Stationary phases were screened using methanol or 2-propanol without an additive in gradient mode (Section 4.3). Flow rate was adjusted to reflect differences in column inner diameter (for details, see supplementary information Figure S1).

Since mobile phase viscosity increased with rising B%, total flow rates had to be adjusted during transition from SFC (5%, 2.5 mL/min; 10%, 2.0 mL/min; 20%, 1.5 mL/min; 40%, 1 mL/min) to EFLC (60%, 0.6 mL/min; 80%, 0.5 mL/min) and ultimately HPLC (100%, 2.5 mL/min). No additive was used in this experiment in order to prevent the damage of the stationary phase in HPLC mode, which—even when using immobilized materials—is less resistant to basic than to acidic pH.

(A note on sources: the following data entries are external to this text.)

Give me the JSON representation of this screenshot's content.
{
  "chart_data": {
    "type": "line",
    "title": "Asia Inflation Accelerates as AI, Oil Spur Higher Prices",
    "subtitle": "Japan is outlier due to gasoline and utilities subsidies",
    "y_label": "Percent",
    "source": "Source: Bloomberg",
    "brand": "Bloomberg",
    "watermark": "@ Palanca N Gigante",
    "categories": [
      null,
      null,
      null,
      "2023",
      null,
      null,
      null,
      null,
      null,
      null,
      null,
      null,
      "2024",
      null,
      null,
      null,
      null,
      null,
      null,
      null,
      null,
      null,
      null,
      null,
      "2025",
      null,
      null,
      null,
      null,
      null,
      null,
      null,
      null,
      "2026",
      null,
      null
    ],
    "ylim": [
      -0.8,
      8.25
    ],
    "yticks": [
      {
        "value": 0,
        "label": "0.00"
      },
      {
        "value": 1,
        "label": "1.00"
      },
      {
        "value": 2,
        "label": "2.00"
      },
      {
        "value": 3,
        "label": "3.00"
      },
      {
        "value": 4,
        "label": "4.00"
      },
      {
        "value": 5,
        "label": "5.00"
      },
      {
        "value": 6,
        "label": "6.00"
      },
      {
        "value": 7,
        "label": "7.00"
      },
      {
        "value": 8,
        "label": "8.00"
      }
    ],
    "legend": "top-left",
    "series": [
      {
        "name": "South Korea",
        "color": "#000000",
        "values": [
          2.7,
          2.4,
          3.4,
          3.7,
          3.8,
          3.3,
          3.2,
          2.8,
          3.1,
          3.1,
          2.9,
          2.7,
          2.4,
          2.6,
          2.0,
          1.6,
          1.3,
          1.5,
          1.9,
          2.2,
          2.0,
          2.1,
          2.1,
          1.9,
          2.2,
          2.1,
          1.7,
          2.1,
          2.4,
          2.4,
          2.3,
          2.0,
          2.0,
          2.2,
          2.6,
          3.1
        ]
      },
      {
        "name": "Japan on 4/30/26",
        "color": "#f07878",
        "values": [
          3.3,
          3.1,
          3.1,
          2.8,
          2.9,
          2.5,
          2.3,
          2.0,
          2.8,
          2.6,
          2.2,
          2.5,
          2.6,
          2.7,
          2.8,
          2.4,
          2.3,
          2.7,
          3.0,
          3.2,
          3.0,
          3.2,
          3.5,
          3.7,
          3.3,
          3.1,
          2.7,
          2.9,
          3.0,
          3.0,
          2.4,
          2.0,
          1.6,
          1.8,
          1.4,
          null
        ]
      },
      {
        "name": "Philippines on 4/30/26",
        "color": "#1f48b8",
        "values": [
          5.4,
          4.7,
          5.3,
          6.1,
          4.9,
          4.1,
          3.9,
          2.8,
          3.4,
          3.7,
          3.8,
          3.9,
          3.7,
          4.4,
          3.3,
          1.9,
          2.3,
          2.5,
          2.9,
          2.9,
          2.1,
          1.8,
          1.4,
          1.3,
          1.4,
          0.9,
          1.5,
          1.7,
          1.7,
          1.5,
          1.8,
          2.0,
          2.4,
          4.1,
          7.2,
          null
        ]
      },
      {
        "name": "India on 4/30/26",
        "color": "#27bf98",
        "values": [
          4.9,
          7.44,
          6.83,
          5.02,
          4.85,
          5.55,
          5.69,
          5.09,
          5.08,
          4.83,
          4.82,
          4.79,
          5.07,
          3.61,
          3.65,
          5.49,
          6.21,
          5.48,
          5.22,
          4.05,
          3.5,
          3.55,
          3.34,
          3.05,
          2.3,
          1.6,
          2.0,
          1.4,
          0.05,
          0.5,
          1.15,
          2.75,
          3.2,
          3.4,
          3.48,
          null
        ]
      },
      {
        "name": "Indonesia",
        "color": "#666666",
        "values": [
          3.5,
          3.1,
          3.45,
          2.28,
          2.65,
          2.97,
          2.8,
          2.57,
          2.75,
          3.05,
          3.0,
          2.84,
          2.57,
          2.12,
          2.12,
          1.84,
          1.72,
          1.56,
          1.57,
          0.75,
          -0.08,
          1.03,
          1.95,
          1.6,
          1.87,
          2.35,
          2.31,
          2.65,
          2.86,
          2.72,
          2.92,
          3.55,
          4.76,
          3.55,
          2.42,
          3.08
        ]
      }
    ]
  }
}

Additive studies were performed in methanol due to the superior resolution in this modifier. NH₃ (25% aqueous solution) was tested at the following concentrations: 0.015%, 0.0375%, 0.075%, and 0.150%. Values are given as percent volume ratio, e.g., in order to obtain a modifier solution containing 0.015% NH₃, 30 µL of aqueous NH₃ was added to 50 mL of methanol, stirred, and sonicated for 5 min. Effects of additional water were investigated by adding 1%, 5%, or 10% of water to a solution of methanol containing 0.0375% NH₃.

4.4. Molecular Modelling

All calculations were performed using the Molecular Operating Environment (MOE) software suite (version 2019.01) [46]. For each column material, a hexameric strand was built of customized D-glucopyranose monomers by replacing the hydroxyl groups with the corresponding substituted phenyl carbamates in positions 2, 3 and 6. AMBER force field parameters were applied and the geometry was optimized using LowModeMD [47] to remove initial strains.

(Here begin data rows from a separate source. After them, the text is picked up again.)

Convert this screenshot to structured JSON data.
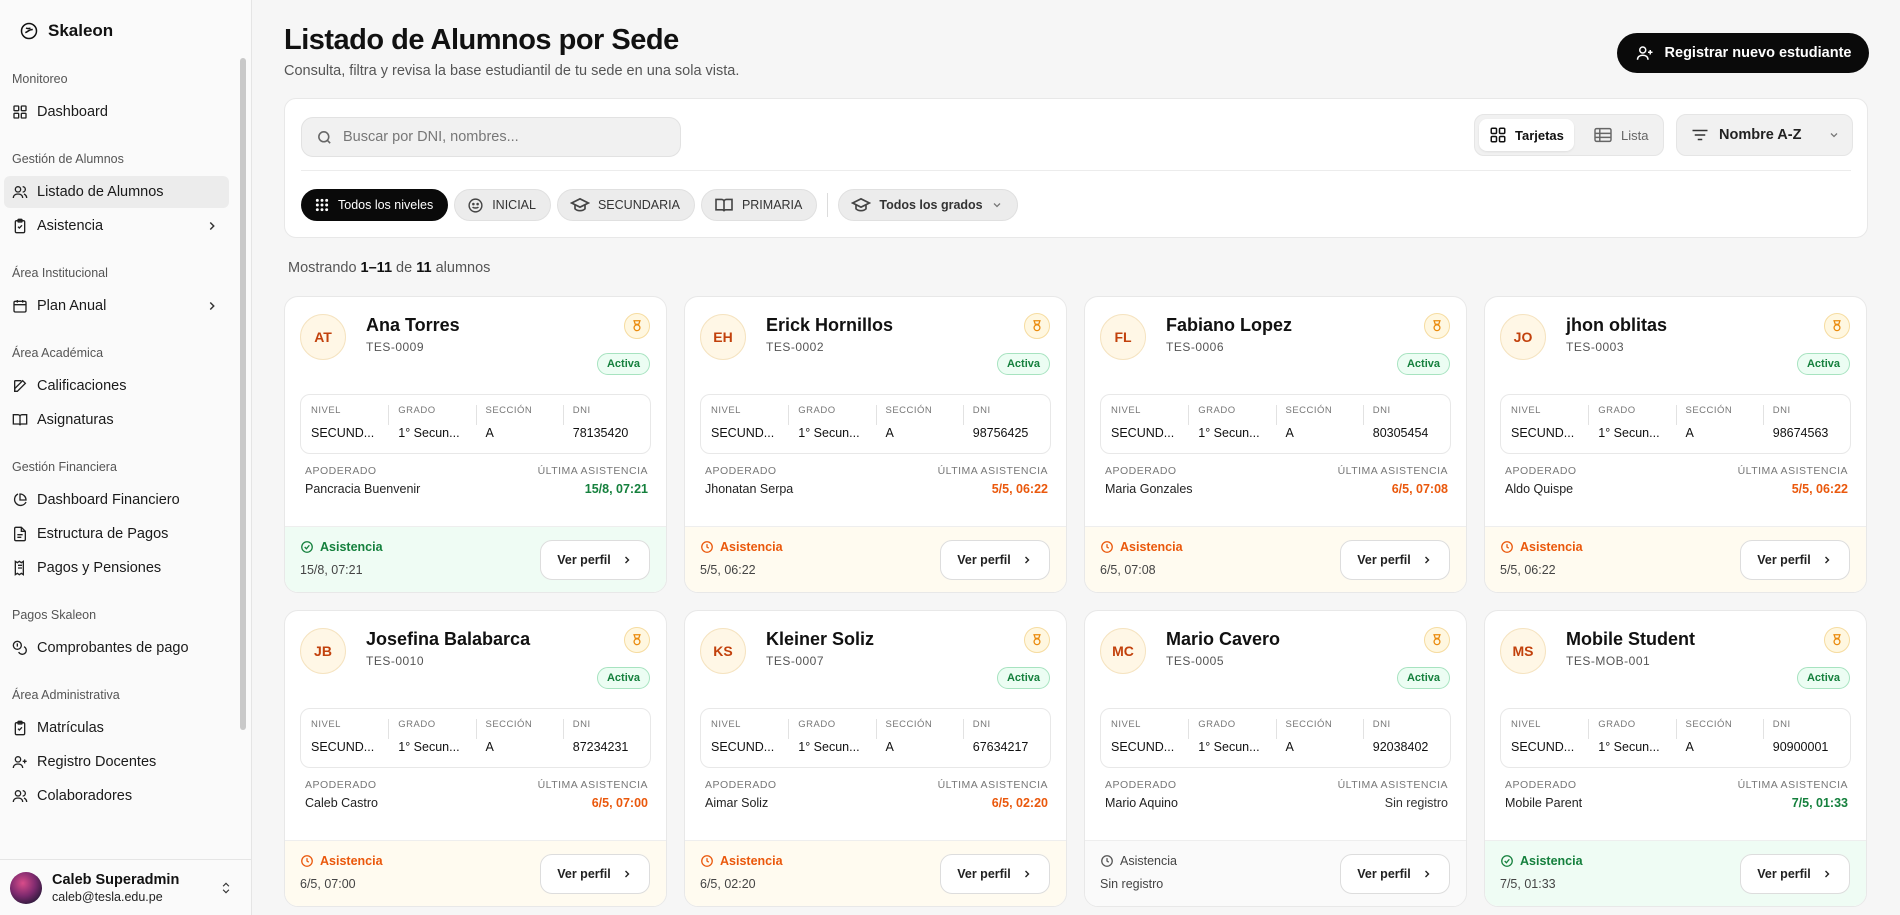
{
  "brand": {
    "name": "Skaleon"
  },
  "sidebar": {
    "groups": [
      {
        "title": "Monitoreo",
        "items": [
          {
            "label": "Dashboard",
            "icon": "grid-icon"
          }
        ]
      },
      {
        "title": "Gestión de Alumnos",
        "items": [
          {
            "label": "Listado de Alumnos",
            "icon": "users-icon",
            "active": true
          },
          {
            "label": "Asistencia",
            "icon": "clipboard-icon",
            "chevron": true
          }
        ]
      },
      {
        "title": "Área Institucional",
        "items": [
          {
            "label": "Plan Anual",
            "icon": "calendar-icon",
            "chevron": true
          }
        ]
      },
      {
        "title": "Área Académica",
        "items": [
          {
            "label": "Calificaciones",
            "icon": "edit-icon"
          },
          {
            "label": "Asignaturas",
            "icon": "book-icon"
          }
        ]
      },
      {
        "title": "Gestión Financiera",
        "items": [
          {
            "label": "Dashboard Financiero",
            "icon": "pie-icon"
          },
          {
            "label": "Estructura de Pagos",
            "icon": "file-icon"
          },
          {
            "label": "Pagos y Pensiones",
            "icon": "receipt-icon"
          }
        ]
      },
      {
        "title": "Pagos Skaleon",
        "items": [
          {
            "label": "Comprobantes de pago",
            "icon": "coins-icon"
          }
        ]
      },
      {
        "title": "Área Administrativa",
        "items": [
          {
            "label": "Matrículas",
            "icon": "clipboard-icon"
          },
          {
            "label": "Registro Docentes",
            "icon": "user-plus-icon"
          },
          {
            "label": "Colaboradores",
            "icon": "users-icon"
          }
        ]
      }
    ]
  },
  "user": {
    "name": "Caleb Superadmin",
    "email": "caleb@tesla.edu.pe"
  },
  "header": {
    "title": "Listado de Alumnos por Sede",
    "subtitle": "Consulta, filtra y revisa la base estudiantil de tu sede en una sola vista.",
    "register_label": "Registrar nuevo estudiante"
  },
  "toolbar": {
    "search_placeholder": "Buscar por DNI, nombres...",
    "view_cards": "Tarjetas",
    "view_list": "Lista",
    "sort_label": "Nombre A-Z",
    "filters": [
      "Todos los niveles",
      "INICIAL",
      "SECUNDARIA",
      "PRIMARIA"
    ],
    "grade_filter": "Todos los grados"
  },
  "showing": {
    "prefix": "Mostrando",
    "range": "1–11",
    "of": "de",
    "total": "11",
    "suffix": "alumnos"
  },
  "labels": {
    "nivel": "NIVEL",
    "grado": "GRADO",
    "seccion": "SECCIÓN",
    "dni": "DNI",
    "apoderado": "APODERADO",
    "ultima": "ÚLTIMA ASISTENCIA",
    "asistencia": "Asistencia",
    "ver_perfil": "Ver perfil",
    "activa": "Activa"
  },
  "students": [
    {
      "initials": "AT",
      "name": "Ana Torres",
      "code": "TES-0009",
      "status": "Activa",
      "nivel": "SECUND...",
      "grado": "1° Secun...",
      "seccion": "A",
      "dni": "78135420",
      "guardian": "Pancracia Buenvenir",
      "last": "15/8, 07:21",
      "tone": "green",
      "att_time": "15/8, 07:21"
    },
    {
      "initials": "EH",
      "name": "Erick Hornillos",
      "code": "TES-0002",
      "status": "Activa",
      "nivel": "SECUND...",
      "grado": "1° Secun...",
      "seccion": "A",
      "dni": "98756425",
      "guardian": "Jhonatan Serpa",
      "last": "5/5, 06:22",
      "tone": "orange",
      "att_time": "5/5, 06:22"
    },
    {
      "initials": "FL",
      "name": "Fabiano Lopez",
      "code": "TES-0006",
      "status": "Activa",
      "nivel": "SECUND...",
      "grado": "1° Secun...",
      "seccion": "A",
      "dni": "80305454",
      "guardian": "Maria Gonzales",
      "last": "6/5, 07:08",
      "tone": "orange",
      "att_time": "6/5, 07:08"
    },
    {
      "initials": "JO",
      "name": "jhon oblitas",
      "code": "TES-0003",
      "status": "Activa",
      "nivel": "SECUND...",
      "grado": "1° Secun...",
      "seccion": "A",
      "dni": "98674563",
      "guardian": "Aldo Quispe",
      "last": "5/5, 06:22",
      "tone": "orange",
      "att_time": "5/5, 06:22"
    },
    {
      "initials": "JB",
      "name": "Josefina Balabarca",
      "code": "TES-0010",
      "status": "Activa",
      "nivel": "SECUND...",
      "grado": "1° Secun...",
      "seccion": "A",
      "dni": "87234231",
      "guardian": "Caleb Castro",
      "last": "6/5, 07:00",
      "tone": "orange",
      "att_time": "6/5, 07:00"
    },
    {
      "initials": "KS",
      "name": "Kleiner Soliz",
      "code": "TES-0007",
      "status": "Activa",
      "nivel": "SECUND...",
      "grado": "1° Secun...",
      "seccion": "A",
      "dni": "67634217",
      "guardian": "Aimar Soliz",
      "last": "6/5, 02:20",
      "tone": "orange",
      "att_time": "6/5, 02:20"
    },
    {
      "initials": "MC",
      "name": "Mario Cavero",
      "code": "TES-0005",
      "status": "Activa",
      "nivel": "SECUND...",
      "grado": "1° Secun...",
      "seccion": "A",
      "dni": "92038402",
      "guardian": "Mario Aquino",
      "last": "Sin registro",
      "tone": "gray",
      "att_time": "Sin registro"
    },
    {
      "initials": "MS",
      "name": "Mobile Student",
      "code": "TES-MOB-001",
      "status": "Activa",
      "nivel": "SECUND...",
      "grado": "1° Secun...",
      "seccion": "A",
      "dni": "90900001",
      "guardian": "Mobile Parent",
      "last": "7/5, 01:33",
      "tone": "green",
      "att_time": "7/5, 01:33"
    }
  ],
  "colors": {
    "accent": "#0a0a0a",
    "green": "#15803d",
    "orange": "#ea580c"
  }
}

The 2D structures were prepared from SMILES, converted to 3D, energetically minimized and protonated according to a pH value of 5 [48]. AM1-BCC charges and AMBER force field parameters were applied prior to molecular docking.

Since no explicit binding site can be defined, a blind docking approach was utilized, where the whole hexamer is used as the receptor structure. Docking was performed in two steps. We selected 100 poses using flexible ligands, the Triangle Matcher placement method, and London dG scoring. A total of 25 poses for each ligand were refined, while keeping the oligomers rigid. All final poses were visually inspected afterwards.

Retention factors

k = (t_R − t₀)/t₀

(1)

were based on void times t₀ estimated from the earliest baseline perturbation as described by Zhu et al. [49]. Resolution

R_s = (1.18 × (t_R1 − t_R2))/(w_h1 + w_h2)

(2)

was calculated according to the European Pharmacopoeia from the difference of retention and the sum of peak width at half-height (w_h) [50].

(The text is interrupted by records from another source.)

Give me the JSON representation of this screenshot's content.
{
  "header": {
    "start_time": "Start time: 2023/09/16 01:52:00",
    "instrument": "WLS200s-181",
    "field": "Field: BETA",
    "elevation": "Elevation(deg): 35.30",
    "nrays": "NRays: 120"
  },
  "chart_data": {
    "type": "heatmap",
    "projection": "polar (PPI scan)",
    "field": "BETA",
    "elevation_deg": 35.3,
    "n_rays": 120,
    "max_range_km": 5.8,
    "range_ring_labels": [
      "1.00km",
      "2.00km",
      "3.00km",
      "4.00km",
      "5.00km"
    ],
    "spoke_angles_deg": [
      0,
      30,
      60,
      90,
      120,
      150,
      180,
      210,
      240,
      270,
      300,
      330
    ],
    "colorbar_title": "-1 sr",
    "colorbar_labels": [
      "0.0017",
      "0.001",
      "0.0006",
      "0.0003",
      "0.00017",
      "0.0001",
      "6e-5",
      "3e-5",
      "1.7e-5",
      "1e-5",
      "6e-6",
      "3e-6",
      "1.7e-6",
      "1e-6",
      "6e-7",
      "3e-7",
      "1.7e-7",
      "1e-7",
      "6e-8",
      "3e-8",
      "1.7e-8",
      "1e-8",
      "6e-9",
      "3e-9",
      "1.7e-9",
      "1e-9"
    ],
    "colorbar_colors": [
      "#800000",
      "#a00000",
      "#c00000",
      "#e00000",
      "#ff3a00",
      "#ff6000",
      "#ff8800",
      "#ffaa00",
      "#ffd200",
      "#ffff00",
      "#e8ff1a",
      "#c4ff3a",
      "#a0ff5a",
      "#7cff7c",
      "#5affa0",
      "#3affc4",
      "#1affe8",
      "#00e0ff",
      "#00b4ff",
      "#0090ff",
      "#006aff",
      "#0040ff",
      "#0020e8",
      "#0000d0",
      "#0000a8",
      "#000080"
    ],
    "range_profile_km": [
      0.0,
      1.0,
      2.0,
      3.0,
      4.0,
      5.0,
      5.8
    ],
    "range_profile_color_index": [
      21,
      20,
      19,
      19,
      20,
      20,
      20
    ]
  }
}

4.5. Application to Pharmaceutical Formulations

Infusions of rac-K were reproduced according to clinical use (0.5 mg/mL in isotonic NaCl-solution) and an experimental nasal spray formulation for non-human application containing S-HNK (1 mg/mL) was diluted 1:1000 prior to direct injection (supplementary information Figure S2). A master mix containing racemates of K, NK, DHNK, and HNK was prepared identically and either injected directly (for comparison) or adsorbed onto calcined SiO₂/quartz (isolute^® HM-N) and dried for 1 h at 40 °C. Supercritical fluid extraction was performed statically for 3.0 min and dynamically for 0.5 min with pure scCO₂. The extract was directly introduced into the chromatographic system but was trapped at the column head, as elution did not proceed in the absence of a modifier. SubFC was performed as described above. Details of the extraction program are given in the supplementary information (Figure S3).